[PATCH] powerpc/tm: Set MSR[TS] just prior to recheckpoint

Thu Nov 22 05:32:31 AEDT 2018

hi Michael,

On 11/20/18 8:34 AM, Michael Ellerman wrote:
> Hi Breno,
> 
> Thanks for chasing this one down.
> 
> Breno Leitao <leitao at debian.org> writes:
> 
>> On a signal handler return, the user could set a context with MSR[TS] bits
>> set, and these bits would be copied to task regs->msr.
>>
>> At restore_tm_sigcontexts(), after current task regs->msr[TS] bits are set,
>> several __get_user() are called and then a recheckpoint is executed.
>>
>> This is a problem since a page fault (in kernel space) could happen when
>> calling __get_user(). If it happens, the process MSR[TS] bits were
>> already set, but recheckpoint was not executed, and SPRs are still invalid.
>>
>> The page fault can cause the current process to be de-scheduled, with
>> MSR[TS] active and without tm_recheckpoint() being called.  More
>> importantly, without TEXAR[FS] bit set also.
>>
>> Since TEXASR might not have the FS bit set, and when the process is
>> scheduled back, it will try to reclaim, which will be aborted because of
>> the CPU is not in the suspended state, and, then, recheckpoint. This
>> recheckpoint will restore thread->texasr into TEXASR SPR, which might be
>> zero, hitting a BUG_ON().
>>
>> 	[ 2181.457997] kernel BUG at arch/powerpc/kernel/tm.S:446!
> 
> As Mikey said, would be good to have at least the stack trace & NIP
> here, if not the full oops.

Ack!

>> This patch simply delays the MSR[TS] set, so, if there is any page fault in
>> the __get_user() section, it does not have regs->msr[TS] set, since the TM
>> structures are still invalid, thus avoiding doing TM operations for
>> in-kernel exceptions and possible process reschedule.
>>
>> With this patch, the MSR[TS] will only be set just before recheckpointing
>> and setting TEXASR[FS] = 1, thus avoiding an interrupt with TM registers in
>> invalid state.
> 
> To make this safe when PREEMPT is enabled we need to preempt_disable() /
> enable() around the setting of regs->msr and the recheckpoint.
> 
> That could also serve as nice documentation.
> 
> I guess the other question is whether it should be the job of
> tm_recheckpoint() to set regs->msr, given that it already hard disables
> interrupts.
> 
> eg. we'd set the TM flags in a local msr variable and pass the to
> tm_recheckpoint(), it would then assign that to regs->msr in the IRQ
> disabled section. Though there's many callers of tm_recheckpoint() that
> don't need that behaviour, so it would probably need to be factored out.
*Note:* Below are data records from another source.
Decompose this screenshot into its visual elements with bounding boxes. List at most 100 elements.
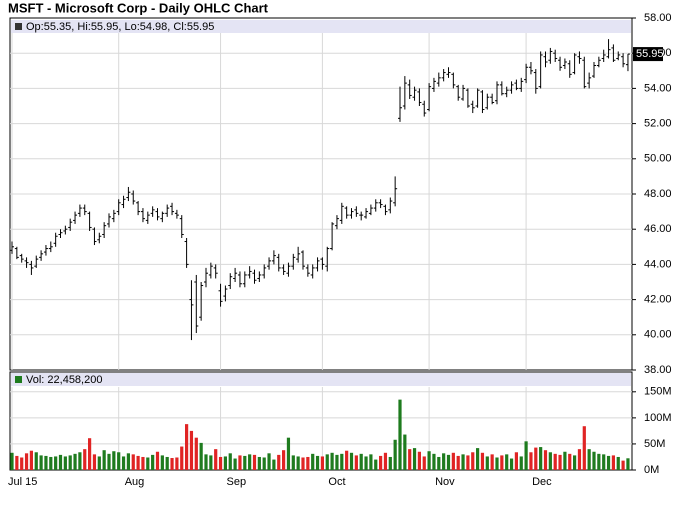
- x-tick-label: Dec: [532, 476, 552, 488]
- volume-bar: [558, 454, 562, 470]
- volume-bar: [611, 455, 615, 470]
- volume-bar: [267, 453, 271, 470]
- volume-bar: [88, 438, 92, 470]
- volume-bar: [393, 439, 397, 470]
- volume-bar: [243, 455, 247, 470]
- volume-bar: [602, 454, 606, 470]
- volume-bar: [461, 454, 465, 470]
- volume-bar: [514, 452, 518, 470]
- volume-bar: [63, 456, 67, 470]
- volume-bar: [471, 452, 475, 470]
- volume-bar: [291, 455, 295, 470]
- volume-bar: [199, 442, 203, 470]
- y-tick-label: 48.00: [644, 188, 672, 200]
- volume-bar: [442, 453, 446, 470]
- volume-bar: [73, 453, 77, 470]
- volume-bar: [214, 449, 218, 470]
- volume-bar: [340, 453, 344, 470]
- volume-bar: [160, 455, 164, 470]
- volume-bar: [58, 454, 63, 470]
- volume-bar: [359, 453, 363, 470]
- volume-bar: [616, 456, 620, 470]
- volume-bar: [417, 451, 421, 470]
- volume-bar: [374, 459, 378, 470]
- volume-bar: [282, 450, 286, 470]
- volume-bar: [20, 457, 24, 470]
- volume-bar: [175, 457, 179, 470]
- volume-bar: [412, 448, 417, 470]
- volume-bar: [117, 452, 121, 470]
- volume-bar: [354, 455, 358, 470]
- volume-bar: [345, 450, 349, 470]
- volume-bar: [543, 450, 548, 470]
- volume-bar: [126, 453, 130, 470]
- volume-bar: [446, 454, 451, 470]
- volume-bar: [233, 458, 237, 470]
- volume-bar: [68, 455, 72, 470]
- volume-bar: [505, 454, 509, 470]
- volume-bar: [272, 459, 276, 470]
- volume-bar: [286, 437, 291, 470]
- x-tick-label: Oct: [328, 476, 345, 488]
- volume-bar: [248, 454, 252, 470]
- chart-title: MSFT - Microsoft Corp - Daily OHLC Chart: [8, 0, 269, 15]
- volume-bar: [102, 450, 106, 470]
- price-legend: Op:55.35, Hi:55.95, Lo:54.98, Cl:55.95: [26, 21, 214, 33]
- volume-bar: [592, 451, 596, 470]
- volume-bar: [476, 448, 480, 470]
- volume-bar: [480, 452, 485, 470]
- volume-bar: [335, 454, 339, 470]
- volume-bar: [432, 453, 436, 470]
- volume-bar: [228, 453, 232, 470]
- volume-bar: [621, 460, 625, 470]
- volume-bar: [606, 455, 611, 470]
- volume-bar: [490, 454, 494, 470]
- volume-bar: [485, 456, 489, 470]
- volume-bar: [29, 450, 33, 470]
- y-tick-label: 44.00: [644, 258, 672, 270]
- volume-bar: [155, 451, 160, 470]
- volume-bar: [54, 456, 58, 470]
- y-tick-label: 50.00: [644, 153, 672, 165]
- price-legend-swatch: [15, 23, 22, 30]
- volume-bar: [78, 452, 82, 470]
- y-tick-label: 50M: [644, 438, 665, 450]
- x-tick-label: Jul 15: [8, 476, 37, 488]
- volume-bar: [107, 453, 111, 470]
- volume-bar: [563, 451, 567, 470]
- volume-bar: [146, 457, 150, 470]
- volume-bar: [437, 456, 441, 470]
- volume-bar: [451, 452, 455, 470]
- volume-bar: [92, 454, 97, 470]
- volume-bar: [223, 456, 227, 470]
- volume-bar: [306, 456, 310, 470]
- y-tick-label: 52.00: [644, 118, 672, 130]
- y-tick-label: 58.00: [644, 12, 672, 24]
- volume-bar: [15, 455, 19, 470]
- volume-bar: [509, 458, 514, 470]
- volume-bar: [209, 455, 213, 470]
- volume-bar: [529, 452, 533, 470]
- volume-bar: [369, 454, 373, 470]
- volume-bar: [626, 458, 630, 470]
- volume-bar: [398, 399, 402, 470]
- x-tick-label: Aug: [125, 476, 145, 488]
- y-tick-label: 150M: [644, 386, 672, 398]
- volume-bar: [582, 426, 586, 470]
- y-tick-label: 100M: [644, 412, 672, 424]
- volume-bar: [568, 453, 572, 470]
- volume-bar: [379, 455, 383, 470]
- volume-bar: [296, 456, 300, 470]
- volume-bar: [325, 454, 329, 470]
- volume-bar: [170, 458, 174, 470]
- volume-bar: [408, 449, 412, 470]
- volume-bar: [500, 455, 504, 470]
- volume-bar: [315, 455, 320, 470]
- volume-bar: [218, 456, 223, 470]
- volume-bar: [587, 449, 591, 470]
- volume-bar: [44, 455, 48, 470]
- volume-bar: [252, 454, 257, 470]
- volume-bar: [194, 437, 198, 470]
- y-tick-label: 40.00: [644, 329, 672, 341]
Right, that might be doable, but I am wondering if it isn't better to create
a new function that does it as below:

void tm_set_msr_and_recheckpoint(struct pt_regs *regs, u64 msr)
{
       preempt_disable();
       regs->msr = msr;
       tm_recheckpoint();
       preempt_enable();
}

I understand that preempt_disable() does a better work disabling preemption
compared to disabling IRQ. Also, it does not change the API just for this
very specific signal case.

>> It is not possible to move tm_recheckpoint to happen earlier, because it is
>> required to get the checkpointed registers from userspace, with
>> __get_user(), thus, the only way to avoid this undesired behavior is
>> delaying the MSR[TS] set, as done in this patch.
> 
> I think the root cause here is that we're copying into the live regs of
> current. That has obviously worked in the past, because the register
> state wasn't used until we returned back to userspace. But that's no
> longer true with TM. And even so it's quite subtle. I also suspect some
> of our FP/VEC handling may not work correctly if we're scheduled part
> way through restoring the regs.

I got your point and I think we have a risk of corrupting the regs if MSR[TS]
is set and we do page_fault->recheckpoint/recheclaim in the middle of
__get_user() chunks.

> What might work better is if we copy all the regs into temporary space
> and then with interrupts disabled we copy them into the task. That way
> we should never be scheduled with a half-populated set of regs.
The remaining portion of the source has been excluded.